Bai Tang estava tão concentrado na cozinha que não ouviu a porta.
— Cheguei.
— Ah!! — O susto dele foi tão forte que o corpo inteiro saltou. No movimento brusco, a tigela de vidro caiu no chão e se estilhaçou, espalhando pedaços por toda a cozinha.
O som ecoou como um trovão.
Jiang Yunshu ergueu a mão instintivamente para impedir que ele se aproximasse dos cacos — um gesto simples, automático.
Mas, para Bai Tang, aquele levantar de mão...
...era um golpe prestes a vir.
As pupilas encolheram. O corpo recuou tanto que parecia que ia atravessar a parede. E, ao tropeçar, um caco entrou no chinelo e rasgou seu pé.

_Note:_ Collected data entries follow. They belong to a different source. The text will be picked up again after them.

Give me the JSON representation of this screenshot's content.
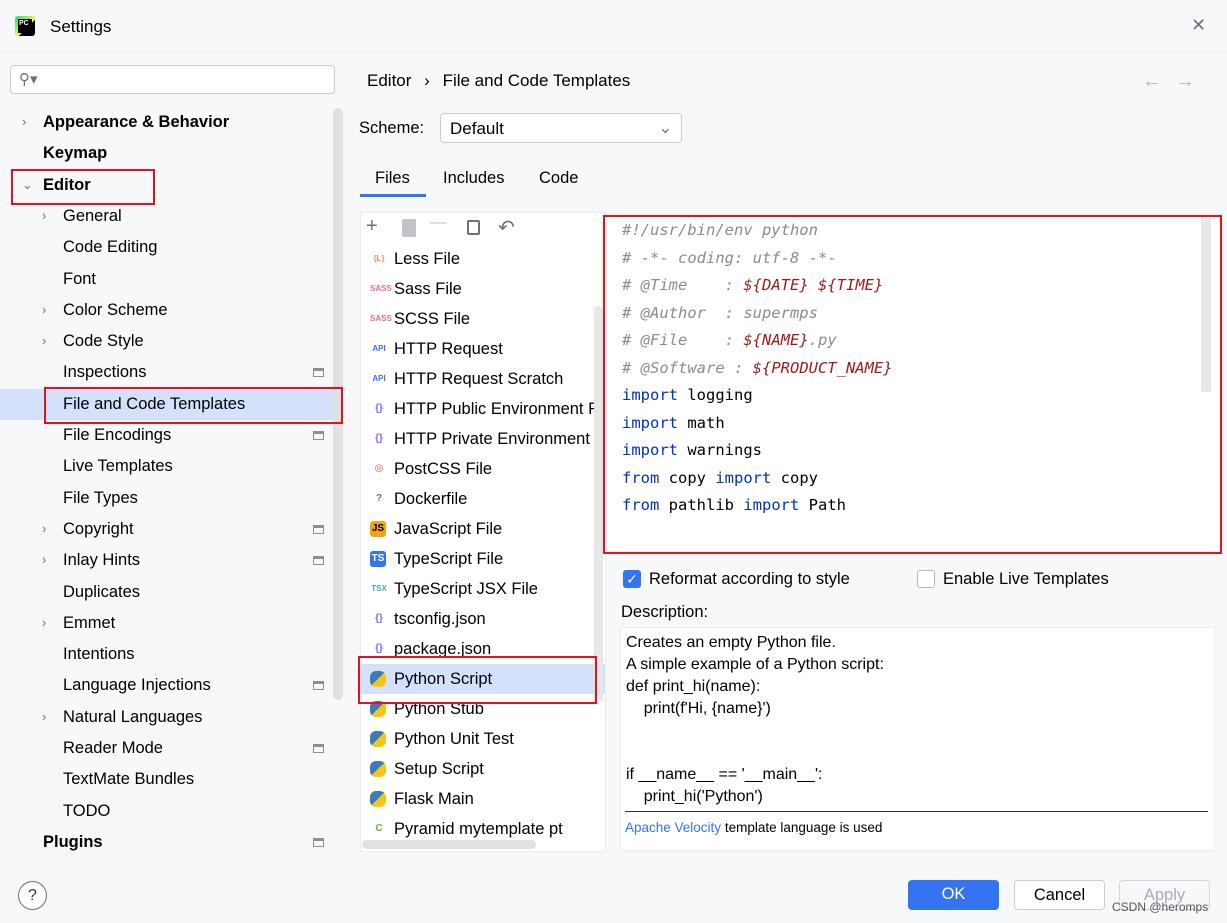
{
  "window": {
    "title": "Settings",
    "close": "✕"
  },
  "search": {
    "placeholder": ""
  },
  "sidebar": {
    "items": [
      {
        "label": "Appearance & Behavior",
        "level": 0,
        "chevron": true
      },
      {
        "label": "Keymap",
        "level": 0
      },
      {
        "label": "Editor",
        "level": 0,
        "expanded": true
      },
      {
        "label": "General",
        "level": 1,
        "chevron": true
      },
      {
        "label": "Code Editing",
        "level": 1
      },
      {
        "label": "Font",
        "level": 1
      },
      {
        "label": "Color Scheme",
        "level": 1,
        "chevron": true
      },
      {
        "label": "Code Style",
        "level": 1,
        "chevron": true
      },
      {
        "label": "Inspections",
        "level": 1,
        "gear": true
      },
      {
        "label": "File and Code Templates",
        "level": 1,
        "selected": true
      },
      {
        "label": "File Encodings",
        "level": 1,
        "gear": true
      },
      {
        "label": "Live Templates",
        "level": 1
      },
      {
        "label": "File Types",
        "level": 1
      },
      {
        "label": "Copyright",
        "level": 1,
        "chevron": true,
        "gear": true
      },
      {
        "label": "Inlay Hints",
        "level": 1,
        "chevron": true,
        "gear": true
      },
      {
        "label": "Duplicates",
        "level": 1
      },
      {
        "label": "Emmet",
        "level": 1,
        "chevron": true
      },
      {
        "label": "Intentions",
        "level": 1
      },
      {
        "label": "Language Injections",
        "level": 1,
        "gear": true
      },
      {
        "label": "Natural Languages",
        "level": 1,
        "chevron": true
      },
      {
        "label": "Reader Mode",
        "level": 1,
        "gear": true
      },
      {
        "label": "TextMate Bundles",
        "level": 1
      },
      {
        "label": "TODO",
        "level": 1
      },
      {
        "label": "Plugins",
        "level": 0,
        "gear": true
      }
    ]
  },
  "breadcrumb": {
    "parent": "Editor",
    "separator": "›",
    "current": "File and Code Templates"
  },
  "nav": {
    "back": "←",
    "forward": "→"
  },
  "scheme": {
    "label": "Scheme:",
    "value": "Default"
  },
  "tabs": [
    {
      "label": "Files",
      "active": true
    },
    {
      "label": "Includes"
    },
    {
      "label": "Code"
    }
  ],
  "toolbar": {
    "add": "+",
    "remove": "—",
    "undo": "↶"
  },
  "templates": [
    {
      "label": "Less File",
      "icon": "{L}",
      "color": "#f08d5b"
    },
    {
      "label": "Sass File",
      "icon": "SASS",
      "color": "#e86d96"
    },
    {
      "label": "SCSS File",
      "icon": "SASS",
      "color": "#e86d96"
    },
    {
      "label": "HTTP Request",
      "icon": "API",
      "color": "#3574f0"
    },
    {
      "label": "HTTP Request Scratch",
      "icon": "API",
      "color": "#3574f0"
    },
    {
      "label": "HTTP Public Environment File",
      "icon": "{}",
      "color": "#8f5cf0"
    },
    {
      "label": "HTTP Private Environment File",
      "icon": "{}",
      "color": "#8f5cf0"
    },
    {
      "label": "PostCSS File",
      "icon": "◎",
      "color": "#e0533c"
    },
    {
      "label": "Dockerfile",
      "icon": "?",
      "color": "#6c707e"
    },
    {
      "label": "JavaScript File",
      "icon": "JS",
      "color": "#f2a50c"
    },
    {
      "label": "TypeScript File",
      "icon": "TS",
      "color": "#3574f0"
    },
    {
      "label": "TypeScript JSX File",
      "icon": "TSX",
      "color": "#3fa7c5"
    },
    {
      "label": "tsconfig.json",
      "icon": "{}",
      "color": "#8f5cf0"
    },
    {
      "label": "package.json",
      "icon": "{}",
      "color": "#8f5cf0"
    },
    {
      "label": "Python Script",
      "icon": "py",
      "color": "#3d7ab8",
      "selected": true
    },
    {
      "label": "Python Stub",
      "icon": "py",
      "color": "#3d7ab8"
    },
    {
      "label": "Python Unit Test",
      "icon": "py",
      "color": "#3d7ab8"
    },
    {
      "label": "Setup Script",
      "icon": "py",
      "color": "#3d7ab8"
    },
    {
      "label": "Flask Main",
      "icon": "py",
      "color": "#3d7ab8"
    },
    {
      "label": "Pyramid mytemplate pt",
      "icon": "C",
      "color": "#62b543"
    }
  ],
  "editor": {
    "lines": [
      [
        {
          "t": "#!/usr/bin/env python",
          "c": "cm"
        }
      ],
      [
        {
          "t": "# -*- coding: utf-8 -*-",
          "c": "cm"
        }
      ],
      [
        {
          "t": "# @Time    : ",
          "c": "cm"
        },
        {
          "t": "${DATE}",
          "c": "var"
        },
        {
          "t": " ",
          "c": "cm"
        },
        {
          "t": "${TIME}",
          "c": "var"
        }
      ],
      [
        {
          "t": "# @Author  : supermps",
          "c": "cm"
        }
      ],
      [
        {
          "t": "# @File    : ",
          "c": "cm"
        },
        {
          "t": "${NAME}",
          "c": "var"
        },
        {
          "t": ".py",
          "c": "cm"
        }
      ],
      [
        {
          "t": "# @Software : ",
          "c": "cm"
        },
        {
          "t": "${PRODUCT_NAME}",
          "c": "var"
        }
      ],
      [
        {
          "t": "import",
          "c": "kw"
        },
        {
          "t": " logging",
          "c": ""
        }
      ],
      [
        {
          "t": "import",
          "c": "kw"
        },
        {
          "t": " math",
          "c": ""
        }
      ],
      [
        {
          "t": "import",
          "c": "kw"
        },
        {
          "t": " warnings",
          "c": ""
        }
      ],
      [
        {
          "t": "from",
          "c": "kw"
        },
        {
          "t": " copy ",
          "c": ""
        },
        {
          "t": "import",
          "c": "kw"
        },
        {
          "t": " copy",
          "c": ""
        }
      ],
      [
        {
          "t": "from",
          "c": "kw"
        },
        {
          "t": " pathlib ",
          "c": ""
        },
        {
          "t": "import",
          "c": "kw"
        },
        {
          "t": " Path",
          "c": ""
        }
      ]
    ]
  },
  "options": {
    "reformat": {
      "label": "Reformat according to style",
      "checked": true
    },
    "live_templates": {
      "label": "Enable Live Templates",
      "checked": false
    }
  },
  "description": {
    "label": "Description:",
    "text": "Creates an empty Python file.\nA simple example of a Python script:\ndef print_hi(name):\n    print(f'Hi, {name}')\n\n\nif __name__ == '__main__':\n    print_hi('Python')",
    "link": "Apache Velocity",
    "link_suffix": "template language is used"
  },
  "footer": {
    "help": "?",
    "ok": "OK",
    "cancel": "Cancel",
    "apply": "Apply"
  },
  "watermark": "CSDN @heromps",
  "colors": {
    "accent": "#3574f0",
    "selection": "#d5e1fb",
    "highlight": "#e3121e"
  }
}
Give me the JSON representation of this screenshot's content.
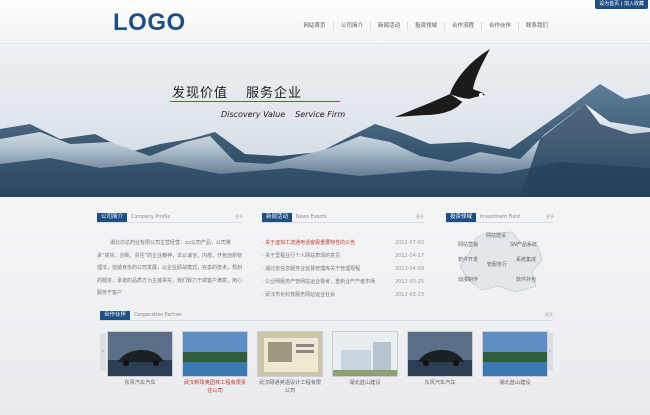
{
  "header": {
    "logo": "LOGO",
    "toplinks": "设为首页 | 加入收藏",
    "nav": [
      "网站首页",
      "公司简介",
      "新闻活动",
      "投资领域",
      "合作流程",
      "合作伙伴",
      "联系我们"
    ]
  },
  "banner": {
    "cn_1": "发现价值",
    "cn_2": "服务企业",
    "en_1": "Discovery Value",
    "en_2": "Service Firm"
  },
  "about": {
    "badge": "公司简介",
    "en": "Company Profile",
    "more": "更多",
    "text": "湖北亦达药业有限公司主营经营：xx公司产品，公司秉承“真实、创新、责任”的企业精神，本以诚信，内部，开拓创新管理法，但诚身份的公司发展，以企业即战模式，完善的技术，规划的服务，承诺的品质方为主诚事实，我们致力于做客户满意，用心服务于客户"
  },
  "news": {
    "badge": "新闻活动",
    "en": "News Events",
    "more": "更多",
    "items": [
      {
        "title": "· 关于虚拟工流通电话客服重要特性的公告",
        "date": "2012-07-03",
        "active": true
      },
      {
        "title": "· 关于里程业行个人网站表现的意见",
        "date": "2012-04-17",
        "active": false
      },
      {
        "title": "· 湖北省信息服务业监督管理库关于管理规程",
        "date": "2012-04-09",
        "active": false
      },
      {
        "title": "· 公业网服务产管网站运业督考，重新业产产者市场",
        "date": "2012-03-25",
        "active": false
      },
      {
        "title": "· 武汉市化科技服务网站运业社会",
        "date": "2012-03-23",
        "active": false
      }
    ]
  },
  "field": {
    "badge": "投资领域",
    "en": "Investment Field",
    "more": "更多",
    "labels": [
      "网站建设",
      "网站营销",
      "SN产品系统",
      "软件开发",
      "系统集成",
      "管服务行",
      "动漫制作",
      "软件外包"
    ]
  },
  "partner": {
    "badge": "合作伙伴",
    "en": "Cooperative Partner",
    "more": "更多",
    "prev": "‹",
    "next": "›",
    "items": [
      {
        "caption": "东风汽车汽车",
        "red": false,
        "kind": "car"
      },
      {
        "caption": "武汉新球奥园林工程有限责任公司",
        "red": true,
        "kind": "lake"
      },
      {
        "caption": "武汉颐通英语设计工程有限公司",
        "red": false,
        "kind": "web"
      },
      {
        "caption": "湖北蓝山建设",
        "red": false,
        "kind": "building"
      },
      {
        "caption": "东风汽车汽车",
        "red": false,
        "kind": "car"
      },
      {
        "caption": "湖北蓝山建设",
        "red": false,
        "kind": "lake"
      }
    ]
  },
  "colors": {
    "brand": "#1d4f86",
    "accent_red": "#c0392b"
  }
}
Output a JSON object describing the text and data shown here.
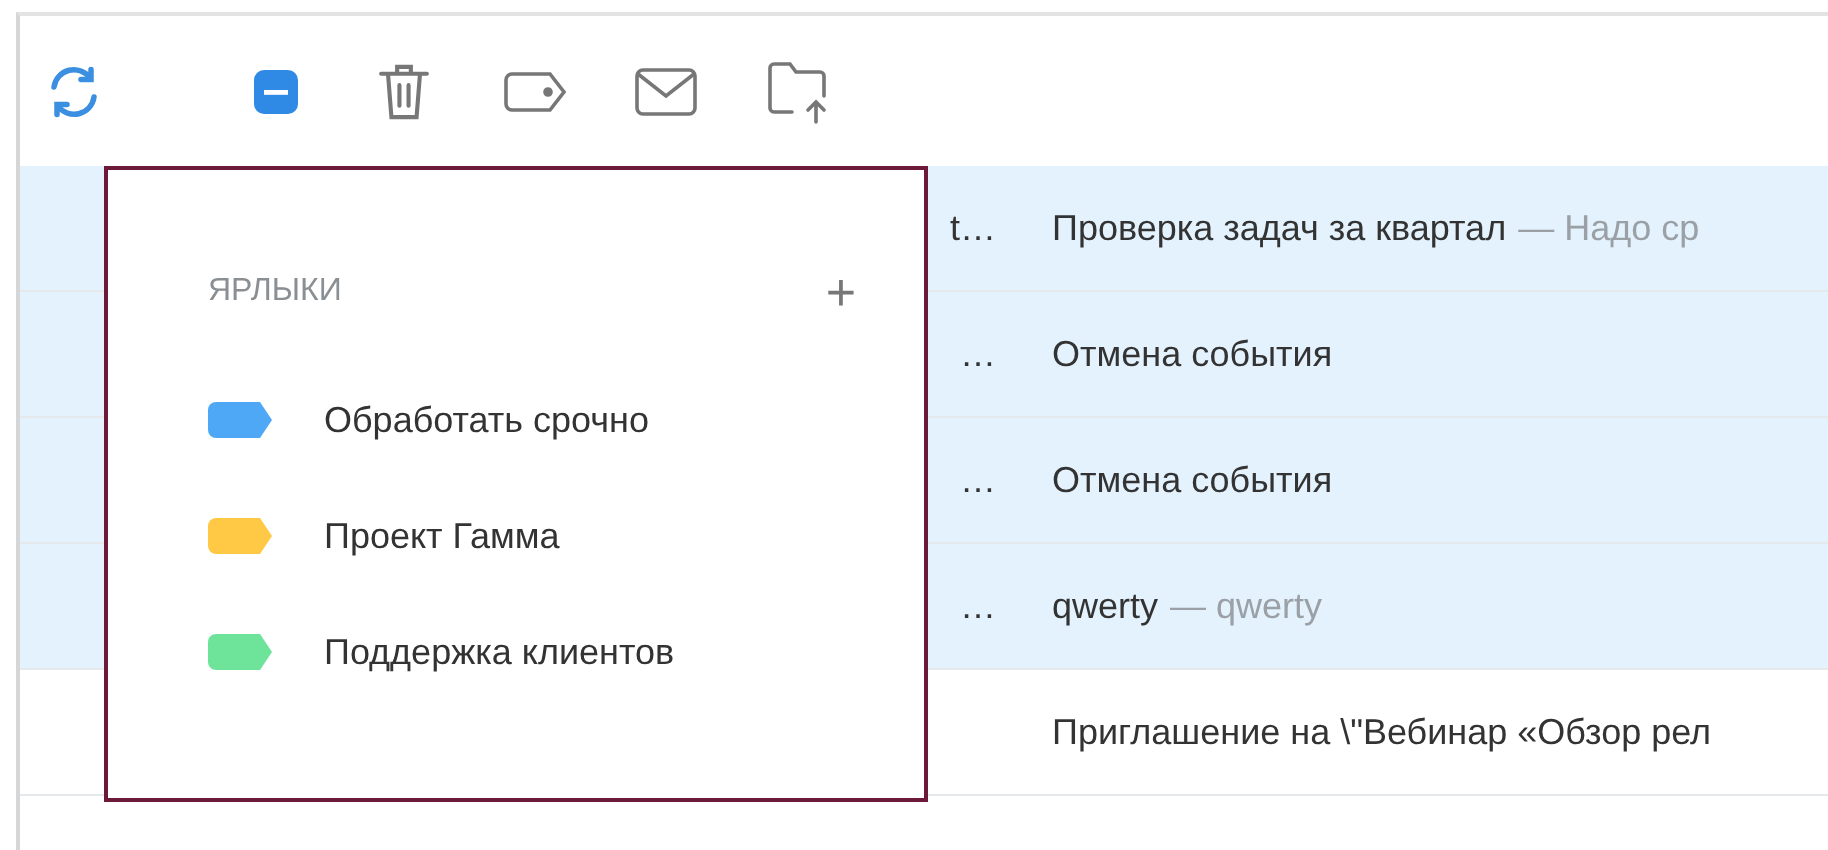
{
  "toolbar": {
    "select_all": {
      "indeterminate": true
    }
  },
  "messages": [
    {
      "sender": "t…",
      "subject": "Проверка задач за квартал",
      "preview": "— Надо ср",
      "selected": true
    },
    {
      "sender": "…",
      "subject": "Отмена события",
      "selected": true
    },
    {
      "sender": "…",
      "subject": "Отмена события",
      "selected": true
    },
    {
      "sender": "…",
      "subject": "qwerty",
      "preview": "— qwerty",
      "selected": true
    },
    {
      "subject": "Приглашение на \\\"Вебинар «Обзор рел",
      "selected": false
    }
  ],
  "labels_menu": {
    "title": "ЯРЛЫКИ",
    "add": "+",
    "labels": [
      {
        "name": "Обработать срочно",
        "color": "#4ea8f5"
      },
      {
        "name": "Проект Гамма",
        "color": "#ffc845"
      },
      {
        "name": "Поддержка клиентов",
        "color": "#6ee39a"
      }
    ]
  }
}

— Bai Tang! Não se mexa! — Jiang Yunshu correu.
Mas era tarde.
O ômega já estava no chão, encolhido, protegendo a cabeça, tremendo tão forte que parecia que ia desaparecer.
— Eu... eu estava errado... — soluçou, a voz quebrando entre cada respiração. — Senhor... por favor... eu estava errado... não me bata... não me bata... eu não quis... d-desculpa...
E ali, naquele chão frio da cozinha, o coração de Jiang Yunshu simplesmente desabou.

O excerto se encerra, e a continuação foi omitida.